Foram esses novos seres com núcleo central e alta complexidade, chamados protistas, que evoluíram, passando de unicelulares a multicelulares, até transformar-se, por caminhos diferentes, nas atuais plantas, fungos e animais. Ao reino destes, devemos humildemente reconhecer, pertencemos todos nós. Se quisermos entender a vida como ela é, não existe melhor retrato do que este, do metabolismo celular. A célula, porém, não é inteiramente autônoma, pois através de sua membrana — resistente, mas permeável — ocorre um vai e vem contínuo de material orgânico. É sempre o “meio ambiente” local que dá sustento à vida, permitindo, inclusive, (raros) momentos de superação. Contudo, não existem comandos externos ou causas únicas. As células se renovam permanentemente, e por própria conta. Sem causa externa, tiram cópias de si mesmas, ou se autorreplicam, como dizem os estudiosos. Qualquer mudança é sempre fruto da ação conjunta da célula toda, e a vida apenas permanece como fruto de relações. Qualquer isolamento significa morte. Uma espécie de fraternidade faz parte, portanto, da essência da vida não consciente. Se na vida consciente frequentemente as coisas são diferentes, não é a conversão ecológica, ressaltada pelos últimos papas, a única solução? A mesma teia de inter-relações colaborativas que caracteriza a célula caracteriza também o órgão no qual a célula está inserida. E assim também o organismo e as relações entre órgãos e organismo. Não importa tratar-se de uma humilde planta, um animal feroz ou qualquer outro ser vivo. Apenas a vida consciente pode interferir no padrão das relações vitais, no sentido de efetivamente contrariá-las.
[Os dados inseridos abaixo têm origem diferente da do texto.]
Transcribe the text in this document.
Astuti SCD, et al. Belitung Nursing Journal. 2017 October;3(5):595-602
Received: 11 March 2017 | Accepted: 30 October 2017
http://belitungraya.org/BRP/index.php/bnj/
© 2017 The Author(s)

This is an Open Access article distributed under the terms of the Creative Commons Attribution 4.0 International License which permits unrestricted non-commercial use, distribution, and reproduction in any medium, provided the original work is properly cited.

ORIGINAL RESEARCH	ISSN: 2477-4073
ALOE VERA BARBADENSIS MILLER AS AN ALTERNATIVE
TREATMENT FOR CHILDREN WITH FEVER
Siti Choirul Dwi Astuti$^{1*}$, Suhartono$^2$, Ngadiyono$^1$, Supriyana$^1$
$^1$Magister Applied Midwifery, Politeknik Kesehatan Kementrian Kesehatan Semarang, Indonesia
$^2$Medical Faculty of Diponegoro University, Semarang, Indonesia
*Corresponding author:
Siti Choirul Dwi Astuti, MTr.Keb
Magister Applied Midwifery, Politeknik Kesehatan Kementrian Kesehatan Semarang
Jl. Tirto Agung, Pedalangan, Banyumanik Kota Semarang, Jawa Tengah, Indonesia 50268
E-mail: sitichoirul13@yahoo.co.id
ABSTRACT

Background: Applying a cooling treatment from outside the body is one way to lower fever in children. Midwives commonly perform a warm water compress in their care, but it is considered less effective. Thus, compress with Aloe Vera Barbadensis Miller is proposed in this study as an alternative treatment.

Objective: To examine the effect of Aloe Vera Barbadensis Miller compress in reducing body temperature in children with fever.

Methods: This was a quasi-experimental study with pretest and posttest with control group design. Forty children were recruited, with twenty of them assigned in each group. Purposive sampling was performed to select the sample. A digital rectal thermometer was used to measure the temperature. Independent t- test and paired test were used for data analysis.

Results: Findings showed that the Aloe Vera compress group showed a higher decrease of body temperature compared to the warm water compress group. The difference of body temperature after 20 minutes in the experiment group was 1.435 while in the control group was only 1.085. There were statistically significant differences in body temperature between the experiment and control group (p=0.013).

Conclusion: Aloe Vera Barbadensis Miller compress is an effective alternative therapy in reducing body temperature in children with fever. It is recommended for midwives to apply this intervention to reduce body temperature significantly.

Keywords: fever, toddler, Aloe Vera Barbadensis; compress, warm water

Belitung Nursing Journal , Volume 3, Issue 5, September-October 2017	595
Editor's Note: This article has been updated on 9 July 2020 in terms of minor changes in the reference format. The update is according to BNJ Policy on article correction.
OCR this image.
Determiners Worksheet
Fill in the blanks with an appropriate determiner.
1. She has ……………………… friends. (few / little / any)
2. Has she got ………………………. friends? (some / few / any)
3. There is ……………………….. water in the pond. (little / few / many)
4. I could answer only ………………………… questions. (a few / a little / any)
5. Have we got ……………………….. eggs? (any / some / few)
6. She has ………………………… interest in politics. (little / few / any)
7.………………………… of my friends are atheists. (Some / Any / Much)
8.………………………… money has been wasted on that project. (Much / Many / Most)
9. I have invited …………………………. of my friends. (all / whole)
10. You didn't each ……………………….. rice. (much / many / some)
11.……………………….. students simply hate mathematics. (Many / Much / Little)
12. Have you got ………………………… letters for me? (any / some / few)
  1. Biomas: teias de vida partilhada

A mesma teia de relações que caracteriza a vida da célula caracteriza também o bioma. O caráter bioquímico da vida não permite exceção à regra. Através de suas divisas — sua membrana permeável —, ocorre um permanente vai e vem de energias cósmicas que lhe dão sustento. As nuvens carregadas de vapor do mar trazem água. Sobras são passadas adiante. Os ventos expulsam o calor excessivo do ar, restaurando a temperatura ideal. A energia solar está abundantemente disponível para a fotossíntese de todas as plantas verdes. Da mesma forma, o oxigênio, fornecendo energia às mitocôndrias de todos os seres viventes. Como já vimos, é o meio ambiente adequado que permite à vida prosperar.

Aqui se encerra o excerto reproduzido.